Portrait by Victorian artist Lawrence Alma-Tadema may be worth $450K
By Daniel Kay,  Newser Staff
Posted Sep 28, 2016 5:15 PM CDT
Updated Oct 2, 2016 3:33 PM CDT
Long-Lost Victorian Painting Found on Antiques Roadshow
Victorian-era artist Lawrence Alma-Tadema.   (Wikimedia Commons)

One man in Harrogate, England, is very happy he decided to have Antiques Roadshow take a look at an old family painting. It turns out that the portrait of his great-great-grandfather could be worth almost half a million dollars, reports the Telegraph. The painting, done by Lawrence Alma-Tadema, depicts the artist's friend, Leopold Lowenstam, working at an engraving table. Alma-Tadema is widely considered one of the most important artists of the Victorian era, and the art world is abuzz with the re-discovery of this particular painting, notes ArtNet News. (The link has images of the painting, which is valued between $300,000 and $450,000.)

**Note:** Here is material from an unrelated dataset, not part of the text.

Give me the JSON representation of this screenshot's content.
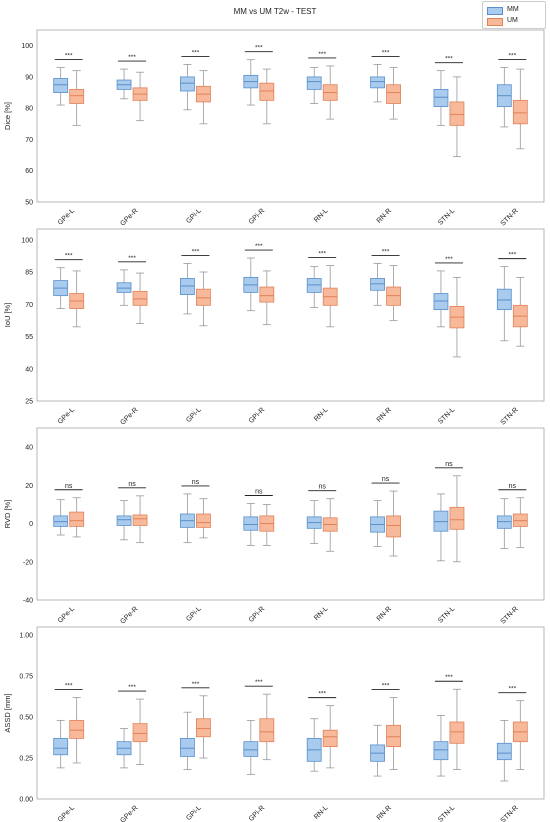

Alma-Tadema gave Lowenstam the painting as a wedding gift in 1883. Although it was exhibited a few times, it vanished from public view in 1913 and was widely regarded as having been lost or destroyed. That is, until it showed up on Antiques Roadshow, courtesy of Lowenstam's great-great-grandson. (The American version of the show on PBS is based on this older, British version.) Turns out, it was just being handed down in the family. The owner, who wished to remain anonymous, says he doesn't want to sell, despite the spectacular valuation. Instead, the painting will join a traveling exhibition of Alma-Tadema's work. (Of course, the show was comically wrong about this jug.)